Because about 50 percent of that comes from hearing, even somebody riding a bike down the street, so a lot of it is you're aware of things by sound, even if you don't realize that. So the military's challenge has been to come up with a way to protect hearing but also enable you to hear more quiet places.
In special operations, they have something that they're using, which is really cool. It's these ear cuffs that magically—well, not magically; it's technology—but they attenuate loud noise, they minimize loud noises. They sense something that's over a certain decibel level, cut that, but amplify quiet noises like a human voice. So you put these on, and when they're switched on, it's kind of amazing. You're kind of like the Bionic Woman; you're able to hear a conversation across the street.
So that's the challenge of military hearing. The other thing that's tough is that when a really loud noise starts happening, there's no warning.
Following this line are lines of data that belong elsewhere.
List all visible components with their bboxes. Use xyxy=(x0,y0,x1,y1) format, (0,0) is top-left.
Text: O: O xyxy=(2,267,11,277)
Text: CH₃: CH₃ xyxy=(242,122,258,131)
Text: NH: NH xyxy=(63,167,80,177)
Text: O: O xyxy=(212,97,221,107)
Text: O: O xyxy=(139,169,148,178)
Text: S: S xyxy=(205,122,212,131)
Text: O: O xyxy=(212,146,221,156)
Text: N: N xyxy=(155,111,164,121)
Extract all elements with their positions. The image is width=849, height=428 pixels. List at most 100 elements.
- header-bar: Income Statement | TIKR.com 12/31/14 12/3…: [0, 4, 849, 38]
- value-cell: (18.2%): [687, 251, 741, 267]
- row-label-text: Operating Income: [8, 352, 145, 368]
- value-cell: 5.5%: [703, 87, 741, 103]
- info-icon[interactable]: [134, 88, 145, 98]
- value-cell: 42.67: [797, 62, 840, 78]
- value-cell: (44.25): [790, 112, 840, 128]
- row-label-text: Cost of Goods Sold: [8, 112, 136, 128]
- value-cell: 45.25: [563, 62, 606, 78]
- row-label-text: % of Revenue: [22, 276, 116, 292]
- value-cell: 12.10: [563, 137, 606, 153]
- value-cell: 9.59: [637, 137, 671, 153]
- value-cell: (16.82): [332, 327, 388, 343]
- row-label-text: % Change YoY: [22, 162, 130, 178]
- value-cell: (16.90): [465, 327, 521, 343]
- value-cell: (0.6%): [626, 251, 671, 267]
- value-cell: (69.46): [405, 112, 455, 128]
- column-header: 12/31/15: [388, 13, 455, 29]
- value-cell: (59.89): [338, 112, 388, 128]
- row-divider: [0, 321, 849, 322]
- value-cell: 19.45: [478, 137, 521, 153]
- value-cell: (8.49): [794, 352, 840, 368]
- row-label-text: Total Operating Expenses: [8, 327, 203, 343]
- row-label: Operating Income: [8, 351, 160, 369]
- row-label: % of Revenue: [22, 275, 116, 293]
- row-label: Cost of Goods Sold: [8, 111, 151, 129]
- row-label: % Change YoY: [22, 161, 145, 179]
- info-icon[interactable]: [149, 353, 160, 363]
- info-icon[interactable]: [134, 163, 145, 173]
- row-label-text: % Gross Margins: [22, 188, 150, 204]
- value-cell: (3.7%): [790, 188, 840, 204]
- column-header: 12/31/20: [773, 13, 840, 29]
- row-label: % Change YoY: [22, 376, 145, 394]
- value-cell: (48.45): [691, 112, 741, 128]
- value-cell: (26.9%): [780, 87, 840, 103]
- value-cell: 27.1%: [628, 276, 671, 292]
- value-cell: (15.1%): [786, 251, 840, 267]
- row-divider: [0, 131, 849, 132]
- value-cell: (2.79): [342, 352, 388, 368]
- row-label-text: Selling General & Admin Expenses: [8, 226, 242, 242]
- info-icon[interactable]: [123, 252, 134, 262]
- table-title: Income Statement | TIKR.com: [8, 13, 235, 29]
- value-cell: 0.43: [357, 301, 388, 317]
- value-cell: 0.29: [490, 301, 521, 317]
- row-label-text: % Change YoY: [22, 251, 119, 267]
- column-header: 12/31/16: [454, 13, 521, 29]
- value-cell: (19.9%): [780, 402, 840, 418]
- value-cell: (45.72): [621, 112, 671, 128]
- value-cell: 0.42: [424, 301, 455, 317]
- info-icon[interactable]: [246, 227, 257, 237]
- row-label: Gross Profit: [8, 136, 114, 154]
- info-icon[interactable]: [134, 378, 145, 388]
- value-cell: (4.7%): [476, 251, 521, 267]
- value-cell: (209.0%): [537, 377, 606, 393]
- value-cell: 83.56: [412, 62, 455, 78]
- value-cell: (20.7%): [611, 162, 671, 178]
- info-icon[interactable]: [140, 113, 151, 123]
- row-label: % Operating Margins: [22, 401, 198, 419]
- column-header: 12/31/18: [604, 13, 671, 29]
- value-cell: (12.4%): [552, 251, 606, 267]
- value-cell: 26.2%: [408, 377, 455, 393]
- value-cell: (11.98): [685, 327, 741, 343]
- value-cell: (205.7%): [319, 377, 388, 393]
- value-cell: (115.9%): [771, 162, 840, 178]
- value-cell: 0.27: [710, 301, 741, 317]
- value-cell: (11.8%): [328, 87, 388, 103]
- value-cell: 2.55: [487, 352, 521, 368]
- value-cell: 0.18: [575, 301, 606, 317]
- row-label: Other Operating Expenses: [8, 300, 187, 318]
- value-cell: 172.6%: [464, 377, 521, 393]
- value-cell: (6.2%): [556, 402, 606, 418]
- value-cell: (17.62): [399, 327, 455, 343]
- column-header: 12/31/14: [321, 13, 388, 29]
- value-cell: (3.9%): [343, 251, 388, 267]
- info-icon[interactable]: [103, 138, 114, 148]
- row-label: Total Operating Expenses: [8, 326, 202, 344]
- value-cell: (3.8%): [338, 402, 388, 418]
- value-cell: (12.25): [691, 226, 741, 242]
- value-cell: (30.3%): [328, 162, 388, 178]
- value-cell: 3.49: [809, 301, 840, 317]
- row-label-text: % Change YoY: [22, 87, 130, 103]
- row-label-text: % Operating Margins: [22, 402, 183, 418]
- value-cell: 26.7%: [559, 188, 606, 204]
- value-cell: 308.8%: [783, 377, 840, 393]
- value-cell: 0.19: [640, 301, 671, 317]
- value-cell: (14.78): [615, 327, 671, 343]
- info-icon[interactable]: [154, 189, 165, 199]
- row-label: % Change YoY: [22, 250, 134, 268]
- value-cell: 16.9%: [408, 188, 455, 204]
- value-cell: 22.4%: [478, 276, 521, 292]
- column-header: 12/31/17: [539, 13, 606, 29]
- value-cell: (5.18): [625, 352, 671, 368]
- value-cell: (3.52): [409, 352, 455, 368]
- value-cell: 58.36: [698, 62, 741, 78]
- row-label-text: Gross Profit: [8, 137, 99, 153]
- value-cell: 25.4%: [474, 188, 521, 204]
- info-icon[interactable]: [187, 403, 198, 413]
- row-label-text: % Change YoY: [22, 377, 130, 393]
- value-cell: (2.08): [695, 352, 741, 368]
So you could be going along for hours in a convoy, and there's not any firefight or anything going on, but suddenly an IED goes off, so you don't have any warning to put on or in your ear protection.
So that's the other challenge, and it's hard to convince a soldier to wear a heavy headset the entire eight hours that they're driving somewhere. Somebody put it as the military doesn't have a noise problem; they have a quiet problem because a lot of times it's not loud, but suddenly it's loud and you don't have the time, and now your hearing is blown.
Like so many military technologies, it's something that may start out with a specific military application, but it finds its way to the civilian world. And I actually want a pair just to put on in the subway and eavesdrop to the other end of the car. When I was young, there was a show, The Bionic Woman, and I'm dating how ancient I am, but one of the things was she was in a tragic accident and she was rebuilt, and they gave her bionic hearing.
And you'd see her kind of go like beep, beep, beep, and then she would be able to hear conversations, like the bad guy across the street having a conversation. This is what these things do. It's pretty spectacular.